Craig Allen Spencer, a Harlem resident who worked with Doctors Without Borders, tested positive at Bellevue Hospital in Manhattan, where he is being treated in isolation.

Spencer posted a photo of himself wearing protective gear on his Facebook page, which indicated he went to Guinea around Sept. 18 and then Brussels in mid October, according to CNN. CNN also reports Spencer's girlfriend has been quarantined.

Officials said as few as four people had contact with him after he returned from Africa and the chances of any other tristate residents contracting Ebola are extremely slim, but concerns among the millions of residents are likely to be at a heightened state in light of the news.

"We are as ready as one could be in this circumstance," New York Gov. Andrew Cuomo said at a press conference with New York City Mayor Bill de Blasio late Thursday, emphasizing Ebola is not an airborne illness and is "basically contracted through bodily fluids."

"We have clear and strong protocols (on Ebola)," said de Blasio.

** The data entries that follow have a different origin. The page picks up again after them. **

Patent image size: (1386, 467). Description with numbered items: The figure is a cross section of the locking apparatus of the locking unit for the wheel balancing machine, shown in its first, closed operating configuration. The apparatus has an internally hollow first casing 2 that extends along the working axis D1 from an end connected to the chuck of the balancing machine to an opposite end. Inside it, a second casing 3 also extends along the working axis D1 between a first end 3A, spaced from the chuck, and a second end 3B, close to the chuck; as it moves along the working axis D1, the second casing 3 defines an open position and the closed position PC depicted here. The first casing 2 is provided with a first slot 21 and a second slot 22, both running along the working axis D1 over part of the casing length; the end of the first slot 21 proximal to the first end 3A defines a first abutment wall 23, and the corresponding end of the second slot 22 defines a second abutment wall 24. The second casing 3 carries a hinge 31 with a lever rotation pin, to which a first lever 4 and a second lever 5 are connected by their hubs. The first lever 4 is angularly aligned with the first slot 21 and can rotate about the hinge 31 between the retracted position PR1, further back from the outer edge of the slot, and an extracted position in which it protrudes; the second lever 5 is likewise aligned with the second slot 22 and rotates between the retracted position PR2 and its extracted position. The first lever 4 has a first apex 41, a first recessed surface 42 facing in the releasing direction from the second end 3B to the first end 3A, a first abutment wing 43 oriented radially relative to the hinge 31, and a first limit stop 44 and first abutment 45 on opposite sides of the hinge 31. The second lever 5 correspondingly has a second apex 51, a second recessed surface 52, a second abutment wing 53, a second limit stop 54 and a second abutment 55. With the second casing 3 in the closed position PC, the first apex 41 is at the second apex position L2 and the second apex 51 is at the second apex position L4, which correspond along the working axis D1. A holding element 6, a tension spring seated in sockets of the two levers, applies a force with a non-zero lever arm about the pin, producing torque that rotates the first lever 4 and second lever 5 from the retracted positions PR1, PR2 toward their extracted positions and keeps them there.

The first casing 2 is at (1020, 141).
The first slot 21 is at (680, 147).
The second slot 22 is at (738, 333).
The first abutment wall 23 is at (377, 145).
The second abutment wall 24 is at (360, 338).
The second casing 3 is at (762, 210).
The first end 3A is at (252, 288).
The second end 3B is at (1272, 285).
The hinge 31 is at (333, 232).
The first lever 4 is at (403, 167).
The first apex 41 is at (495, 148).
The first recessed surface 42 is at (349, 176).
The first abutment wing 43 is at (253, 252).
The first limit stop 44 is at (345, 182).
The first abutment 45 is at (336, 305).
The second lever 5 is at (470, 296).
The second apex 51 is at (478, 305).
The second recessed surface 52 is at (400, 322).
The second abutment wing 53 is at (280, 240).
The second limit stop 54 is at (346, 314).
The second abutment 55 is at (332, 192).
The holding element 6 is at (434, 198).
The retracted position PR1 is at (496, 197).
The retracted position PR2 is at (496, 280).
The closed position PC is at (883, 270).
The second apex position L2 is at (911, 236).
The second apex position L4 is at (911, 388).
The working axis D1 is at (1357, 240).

Westchester County Executive and Republican gubernatorial candidate Rob Astorino said late Thursday that the area's first Ebola case was "avoidable."

"President Obama and Gov. Cuomo left JFK Airport open to passengers arriving from Ebola-stricken nations even though they knew the likelihood of an Ebola case arriving here was great," Astorino said in a statement. "Somehow political correctness was deemed more important than public safety.

"The Centers for Disease Control specifically warned New York City last week that Ebola cases would arrive via JFK, and still nothing was done. Now, that case has arrived, and the scramble begins in the nation's largest city to find those who might have had contact with the patient. This is an extraordinary dereliction of duty and common sense both by the governor and the president."